Tuesday, 20 October 2015

Missing data: never, never use 99!

The myth of the 99

My heart sinks every time I come across data with 9, 99, 999, 9999 and other real numbers used to indicate missing data. There are still supervisors (though they are getting pretty old by now) that advise students to do this. It's a myth particularly prevalent among SPSS users. 


The use of actual numbers as missing values takes us way back to the seventies, when computers were run by punched card. They looked like this:

And yes, thats SPSS on those cards!
When you were building a dataset, you had to tell the computer what kind of variable each variable was, and how much storage space it needed. Numeric variables could only contain numbers, and so researchers had a problem: what happened when the information was missing. 
The SPSS solution was to use declare one of the numbers to be a missing value. This overcame the problem of storing missing values in a column of numeric data, but it also opened the floodgates to a lot of really risky calculations. Because if you forgot to tell SPSS about your missing value, then the information would be treated as real.

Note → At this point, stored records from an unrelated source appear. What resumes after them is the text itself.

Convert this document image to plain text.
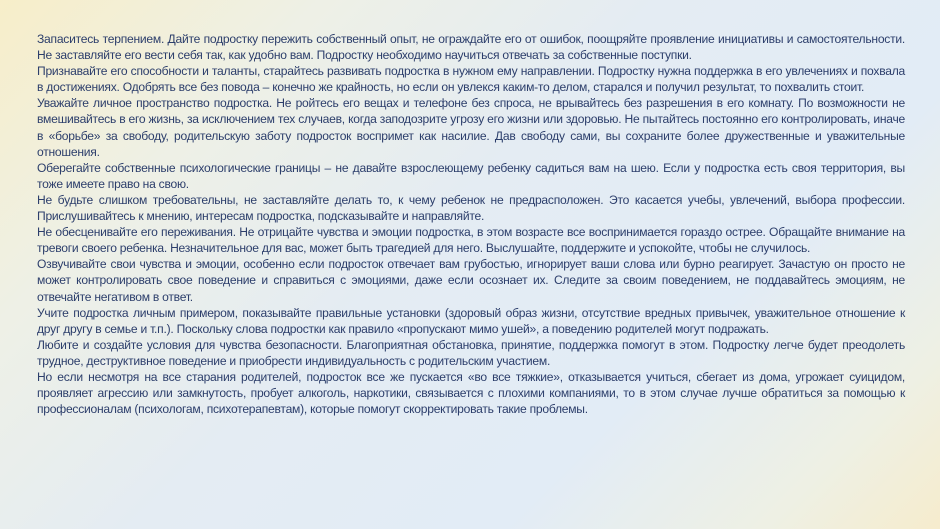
Запаситесь терпением. Дайте подростку пережить собственный опыт, не ограждайте его от ошибок, поощряйте проявление инициативы и самостоятельности. Не заставляйте его вести себя так, как удобно вам. Подростку необходимо научиться отвечать за собственные поступки.

Признавайте его способности и таланты, старайтесь развивать подростка в нужном ему направлении. Подростку нужна поддержка в его увлечениях и похвала в достижениях. Одобрять все без повода – конечно же крайность, но если он увлекся каким-то делом, старался и получил результат, то похвалить стоит.

Уважайте личное пространство подростка. Не ройтесь его вещах и телефоне без спроса, не врывайтесь без разрешения в его комнату. По возможности не вмешивайтесь в его жизнь, за исключением тех случаев, когда заподозрите угрозу его жизни или здоровью. Не пытайтесь постоянно его контролировать, иначе в «борьбе» за свободу, родительскую заботу подросток воспримет как насилие. Дав свободу сами, вы сохраните более дружественные и уважительные отношения.

Оберегайте собственные психологические границы – не давайте взрослеющему ребенку садиться вам на шею. Если у подростка есть своя территория, вы тоже имеете право на свою.

Не будьте слишком требовательны, не заставляйте делать то, к чему ребенок не предрасположен. Это касается учебы, увлечений, выбора профессии. Прислушивайтесь к мнению, интересам подростка, подсказывайте и направляйте.

Не обесценивайте его переживания. Не отрицайте чувства и эмоции подростка, в этом возрасте все воспринимается гораздо острее. Обращайте внимание на тревоги своего ребенка. Незначительное для вас, может быть трагедией для него. Выслушайте, поддержите и успокойте, чтобы не случилось.

Озвучивайте свои чувства и эмоции, особенно если подросток отвечает вам грубостью, игнорирует ваши слова или бурно реагирует. Зачастую он просто не может контролировать свое поведение и справиться с эмоциями, даже если осознает их. Следите за своим поведением, не поддавайтесь эмоциям, не отвечайте негативом в ответ.

Учите подростка личным примером, показывайте правильные установки (здоровый образ жизни, отсутствие вредных привычек, уважительное отношение к друг другу в семье и т.п.). Поскольку слова подростки как правило «пропускают мимо ушей», а поведению родителей могут подражать.

Любите и создайте условия для чувства безопасности. Благоприятная обстановка, принятие, поддержка помогут в этом. Подростку легче будет преодолеть трудное, деструктивное поведение и приобрести индивидуальность с родительским участием.

Но если несмотря на все старания родителей, подросток все же пускается «во все тяжкие», отказывается учиться, сбегает из дома, угрожает суицидом, проявляет агрессию или замкнутость, пробует алкоголь, наркотики, связывается с плохими компаниями, то в этом случае лучше обратиться за помощью к профессионалам (психологам, психотерапевтам), которые помогут скорректировать такие проблемы.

Myth: you must have a numeric missing value

Every modern statistics package since Bob Dylan was alive in a meaningful sense has been able to handle missing values. By this I mean that if you leave a blank, it is correctly interpreted. It will automatically be assigned a missing value by the package. 
Let me repeat: you do not have to have special numeric missing values.

Missing – just leave it blank

So if you have missing data, just leave it blank. Your stats package knows what to do. If you need to know why the data were missing, then create a separate variable that codes the reasons. If the reasons are worth analysing, then they are worth coding properly.